Voilà bien le pire tic d’écriture — et tic de jeu — que l’on trouve partout et principalement au théâtre, colporté par des auteurs aussi éminents que Molière. On le trouve encore beaucoup, malheureusement, dans la littérature dès qu’un personnage s’exclame.
– Au voleur ! Au voleur ! À l’assassin !
Il ne faut pas se cacher derrière son petit doigt : ça n’est rien d’autre qu’un tic d’écriture. Il faudra qu’on m’explique ce qu’apporte (hormis de la lourdeur) ce redoublement de “Au voleur !”.
Avouons-le. “– Au voleur ! À l’assassin !” porterait strictement le même sens, serait plus léger et serait bien plus efficace. Car on y sent plus le glissement d’un mot à l’autre, de “voleur” à “assassin”, avec tout ce que ce glissement contient d’ironie, d’humour.
C’est autant un cliché de jeu qu’un cliché d’écriture.
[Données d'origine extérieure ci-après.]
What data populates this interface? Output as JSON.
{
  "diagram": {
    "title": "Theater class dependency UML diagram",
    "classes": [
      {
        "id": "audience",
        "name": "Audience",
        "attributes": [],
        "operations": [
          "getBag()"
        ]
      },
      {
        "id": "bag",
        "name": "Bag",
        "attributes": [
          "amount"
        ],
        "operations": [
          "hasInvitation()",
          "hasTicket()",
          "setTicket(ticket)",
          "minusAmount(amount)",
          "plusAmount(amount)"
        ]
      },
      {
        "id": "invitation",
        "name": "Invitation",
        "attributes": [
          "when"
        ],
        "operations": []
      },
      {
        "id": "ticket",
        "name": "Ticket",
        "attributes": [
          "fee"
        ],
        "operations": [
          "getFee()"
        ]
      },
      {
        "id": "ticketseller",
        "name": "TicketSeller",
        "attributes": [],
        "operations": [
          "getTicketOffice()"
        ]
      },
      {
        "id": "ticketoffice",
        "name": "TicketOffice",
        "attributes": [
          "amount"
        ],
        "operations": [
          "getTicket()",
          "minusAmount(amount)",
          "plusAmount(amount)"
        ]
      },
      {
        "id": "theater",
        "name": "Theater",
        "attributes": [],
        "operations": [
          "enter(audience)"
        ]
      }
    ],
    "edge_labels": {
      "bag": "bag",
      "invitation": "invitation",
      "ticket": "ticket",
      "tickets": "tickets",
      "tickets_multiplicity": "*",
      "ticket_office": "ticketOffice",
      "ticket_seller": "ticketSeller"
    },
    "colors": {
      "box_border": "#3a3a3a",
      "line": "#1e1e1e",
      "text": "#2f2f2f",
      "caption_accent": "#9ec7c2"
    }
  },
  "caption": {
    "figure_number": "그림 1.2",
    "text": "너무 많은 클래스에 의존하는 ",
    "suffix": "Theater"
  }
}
Qui, dans la vie, s’exprime de cette manière ? en redoublant ses exclamations ? Même lorsqu’il nous arrive de répéter, jamais ça n’est fait sur le même ton, jamais ça n’est une répétition stricte comme ici et l’écriture devrait en témoigner. Nous pouvons avoir des “Arrête… Arrête !”, ce qui n’est pas un tic mais une volonté affichée de créer une évolution.
Au-delà du côté artificiel, nous savons que la répétition est le pire ennemi du style, lorsqu’elle n’appartient pas à une forme rhétorique qui neutralise ses écueils par sa nature même, comme l’anaphore (“moi Président…”) l’épanalepse (“L’homme est un loup pour l’homme”) ou la symploque (“Qui voudrait lire ça ? Personne. Qui voudrait l’entendre ? Personne.”) pour ne citer que ces figures classiques.
Au cinéma, il n’est que dans les mauvais films — et les mauvais scénarios — qu’on trouve encore aujourd’hui ce tic d’écriture. Alors même que le cinéma a fini d’être l’héritage direct du théâtre.
Heureusement, le cinéma étant plus rigoureux que la littérature au niveau de son “imitation de la vie”, de la “réalité”, pouvant moins se permettre aussi d’être maniériste, il a abandonné depuis longtemps ce cliché. Il invente certains usages, c’est vrai (de plus en plus vite et fort : “non non non non non”) mais ces usages sont abandonnés aussitôt qu’ils deviennent des tics, des clichés.
Nous devrions nous en inspirer pour ne plus en user ni dans notre prose ni dans nos dialogues.